The only legal query seems to be
SELECT DISTINCT call_id, stat2,stat3 from intable;
But this returns multiple rows with same call_id as the other columns are different and the row on the whole is distinct.
NOTE: There is no arithmetic relation between a,b,c,x,y,z, etc.
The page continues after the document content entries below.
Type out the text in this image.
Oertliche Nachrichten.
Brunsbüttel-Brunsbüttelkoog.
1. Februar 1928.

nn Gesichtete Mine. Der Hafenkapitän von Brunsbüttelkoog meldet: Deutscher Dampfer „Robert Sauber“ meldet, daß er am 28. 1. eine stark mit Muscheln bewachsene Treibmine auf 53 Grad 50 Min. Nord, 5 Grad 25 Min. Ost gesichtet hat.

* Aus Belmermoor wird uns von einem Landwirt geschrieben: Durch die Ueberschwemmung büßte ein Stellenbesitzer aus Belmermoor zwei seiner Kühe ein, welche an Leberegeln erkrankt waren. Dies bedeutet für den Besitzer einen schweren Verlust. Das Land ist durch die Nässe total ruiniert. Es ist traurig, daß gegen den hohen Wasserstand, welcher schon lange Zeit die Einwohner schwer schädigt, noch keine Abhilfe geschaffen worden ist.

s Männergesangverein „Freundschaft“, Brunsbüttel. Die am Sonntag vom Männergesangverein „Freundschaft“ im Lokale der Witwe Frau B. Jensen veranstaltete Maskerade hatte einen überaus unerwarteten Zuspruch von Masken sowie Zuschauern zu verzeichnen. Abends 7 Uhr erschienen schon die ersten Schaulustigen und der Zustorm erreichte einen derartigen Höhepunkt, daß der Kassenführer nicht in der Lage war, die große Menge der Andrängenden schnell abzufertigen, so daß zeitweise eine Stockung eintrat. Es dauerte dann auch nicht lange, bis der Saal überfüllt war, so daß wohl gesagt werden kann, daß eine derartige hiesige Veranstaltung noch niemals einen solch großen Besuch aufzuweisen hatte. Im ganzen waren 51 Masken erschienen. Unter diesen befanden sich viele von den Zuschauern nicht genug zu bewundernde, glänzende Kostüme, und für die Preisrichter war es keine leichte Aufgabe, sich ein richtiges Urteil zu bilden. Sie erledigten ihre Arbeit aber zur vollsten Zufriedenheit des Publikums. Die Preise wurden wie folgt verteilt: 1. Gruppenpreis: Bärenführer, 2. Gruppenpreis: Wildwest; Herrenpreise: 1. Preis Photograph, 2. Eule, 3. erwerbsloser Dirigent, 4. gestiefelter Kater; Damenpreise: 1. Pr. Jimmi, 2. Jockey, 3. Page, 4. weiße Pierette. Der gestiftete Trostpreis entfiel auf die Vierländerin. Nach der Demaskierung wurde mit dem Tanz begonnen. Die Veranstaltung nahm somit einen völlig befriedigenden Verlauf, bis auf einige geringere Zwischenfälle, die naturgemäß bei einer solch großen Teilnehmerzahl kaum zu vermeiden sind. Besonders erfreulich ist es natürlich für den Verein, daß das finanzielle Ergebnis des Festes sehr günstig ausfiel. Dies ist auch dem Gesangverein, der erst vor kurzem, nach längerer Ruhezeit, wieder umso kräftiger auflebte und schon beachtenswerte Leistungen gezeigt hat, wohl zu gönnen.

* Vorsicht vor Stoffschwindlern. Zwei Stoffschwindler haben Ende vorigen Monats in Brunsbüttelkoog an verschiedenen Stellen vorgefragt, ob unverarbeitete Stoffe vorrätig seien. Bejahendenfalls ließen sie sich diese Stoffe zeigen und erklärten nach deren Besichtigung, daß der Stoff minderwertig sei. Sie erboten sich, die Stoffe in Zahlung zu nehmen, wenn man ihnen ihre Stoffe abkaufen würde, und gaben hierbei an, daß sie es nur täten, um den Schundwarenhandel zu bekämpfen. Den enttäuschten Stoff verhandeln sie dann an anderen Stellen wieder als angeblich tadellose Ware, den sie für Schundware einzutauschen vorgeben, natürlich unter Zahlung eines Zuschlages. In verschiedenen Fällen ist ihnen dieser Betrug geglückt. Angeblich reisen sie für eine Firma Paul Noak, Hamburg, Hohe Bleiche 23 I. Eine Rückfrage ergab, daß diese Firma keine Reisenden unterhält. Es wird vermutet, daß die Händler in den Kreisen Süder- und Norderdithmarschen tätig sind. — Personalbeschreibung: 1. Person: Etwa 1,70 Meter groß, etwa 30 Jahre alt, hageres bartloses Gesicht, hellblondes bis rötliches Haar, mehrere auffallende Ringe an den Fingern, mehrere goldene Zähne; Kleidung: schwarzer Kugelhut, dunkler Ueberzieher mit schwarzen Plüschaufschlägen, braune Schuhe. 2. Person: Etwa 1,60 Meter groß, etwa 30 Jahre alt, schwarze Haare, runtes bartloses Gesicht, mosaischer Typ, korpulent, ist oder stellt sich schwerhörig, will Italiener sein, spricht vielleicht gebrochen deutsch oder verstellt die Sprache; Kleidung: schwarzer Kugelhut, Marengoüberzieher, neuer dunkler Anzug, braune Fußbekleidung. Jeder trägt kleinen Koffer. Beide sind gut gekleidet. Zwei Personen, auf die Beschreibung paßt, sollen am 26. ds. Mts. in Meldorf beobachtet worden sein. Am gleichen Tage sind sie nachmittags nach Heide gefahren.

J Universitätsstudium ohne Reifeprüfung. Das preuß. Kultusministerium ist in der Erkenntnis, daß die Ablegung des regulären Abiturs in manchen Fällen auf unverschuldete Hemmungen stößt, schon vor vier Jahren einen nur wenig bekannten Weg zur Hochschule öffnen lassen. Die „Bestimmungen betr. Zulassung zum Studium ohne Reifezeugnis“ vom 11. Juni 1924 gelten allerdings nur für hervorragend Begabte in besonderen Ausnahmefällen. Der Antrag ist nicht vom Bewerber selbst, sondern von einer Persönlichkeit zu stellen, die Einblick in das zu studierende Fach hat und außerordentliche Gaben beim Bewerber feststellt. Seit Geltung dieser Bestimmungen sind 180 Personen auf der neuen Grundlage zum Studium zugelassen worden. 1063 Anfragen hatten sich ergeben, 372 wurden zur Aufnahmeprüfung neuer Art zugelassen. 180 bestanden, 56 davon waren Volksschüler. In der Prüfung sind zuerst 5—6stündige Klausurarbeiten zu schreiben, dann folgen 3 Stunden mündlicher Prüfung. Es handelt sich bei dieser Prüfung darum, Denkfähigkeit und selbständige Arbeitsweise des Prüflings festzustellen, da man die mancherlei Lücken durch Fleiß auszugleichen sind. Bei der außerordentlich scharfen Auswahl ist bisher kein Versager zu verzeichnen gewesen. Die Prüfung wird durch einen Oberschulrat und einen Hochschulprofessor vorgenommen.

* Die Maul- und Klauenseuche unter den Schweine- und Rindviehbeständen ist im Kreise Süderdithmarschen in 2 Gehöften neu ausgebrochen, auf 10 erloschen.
So any trick of averaging or summing is not viable.
Any ideas how i can do this?
One quick idea,not the best one, but will do the work-
hive>create table temp1(a int,b string);
hive>insert overwrite table temp1
select call_id,max(concat(stat1,'|',stat2,'|',stat3)) from intable group by call_id;
hive>insert overwrite table intable
select a,split(b,'|')[0],split(b,'|')[1],split(b,'|')[2] from temp1;
,,I want to apply the DISTINCT operation only to the call_id"
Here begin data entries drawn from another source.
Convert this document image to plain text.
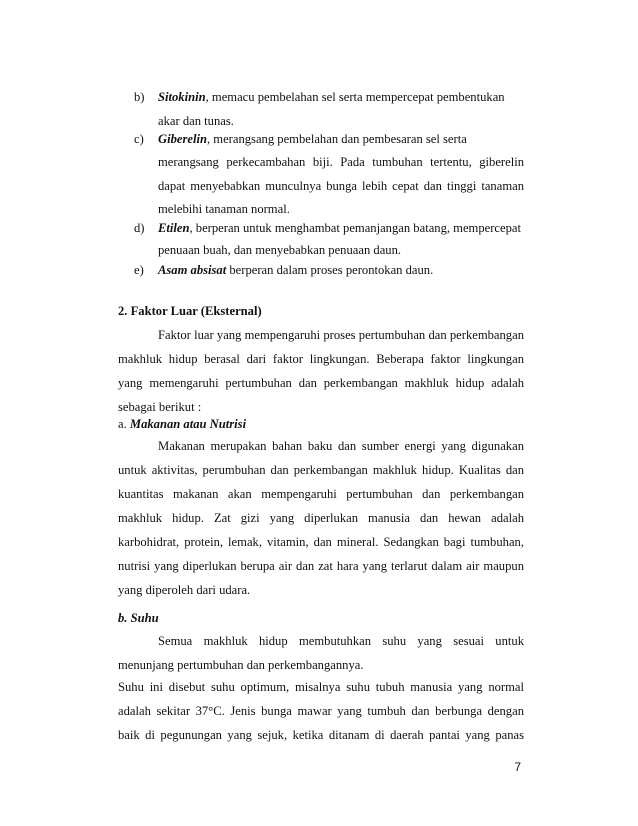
b) Sitokinin, memacu pembelahan sel serta mempercepat pembentukan
akar dan tunas.
c) Giberelin, merangsang pembelahan dan pembesaran sel serta
merangsang perkecambahan biji. Pada tumbuhan tertentu, giberelin
dapat menyebabkan munculnya bunga lebih cepat dan tinggi tanaman
melebihi tanaman normal.
d) Etilen, berperan untuk menghambat pemanjangan batang, mempercepat
penuaan buah, dan menyebabkan penuaan daun.
e) Asam absisat berperan dalam proses perontokan daun.
2. Faktor Luar (Eksternal)
Faktor luar yang mempengaruhi proses pertumbuhan dan perkembangan
makhluk hidup berasal dari faktor lingkungan. Beberapa faktor lingkungan
yang memengaruhi pertumbuhan dan perkembangan makhluk hidup adalah
sebagai berikut :
a. Makanan atau Nutrisi
Makanan merupakan bahan baku dan sumber energi yang digunakan
untuk aktivitas, perumbuhan dan perkembangan makhluk hidup. Kualitas dan
kuantitas makanan akan mempengaruhi pertumbuhan dan perkembangan
makhluk hidup. Zat gizi yang diperlukan manusia dan hewan adalah
karbohidrat, protein, lemak, vitamin, dan mineral. Sedangkan bagi tumbuhan,
nutrisi yang diperlukan berupa air dan zat hara yang terlarut dalam air maupun
yang diperoleh dari udara.
b. Suhu
Semua makhluk hidup membutuhkan suhu yang sesuai untuk
menunjang pertumbuhan dan perkembangannya.
Suhu ini disebut suhu optimum, misalnya suhu tubuh manusia yang normal
adalah sekitar 37°C. Jenis bunga mawar yang tumbuh dan berbunga dengan
baik di pegunungan yang sejuk, ketika ditanam di daerah pantai yang panas
7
But how will then Hive know which row to eliminate?
Without knowing the amount of data / size of the stat fields you have, the following query can the job:
select distinct i1.call_id, i1.stat2, i1.stat3 from (
select call_id, MIN(concat(stat1, stat2, stat3)) as smin
from intable group by call_id
) i2 join intable i1 on i1.call_id = i2.call_id
AND concat(i1.stat1, i1.stat2, i1.stat3) = i2.smin;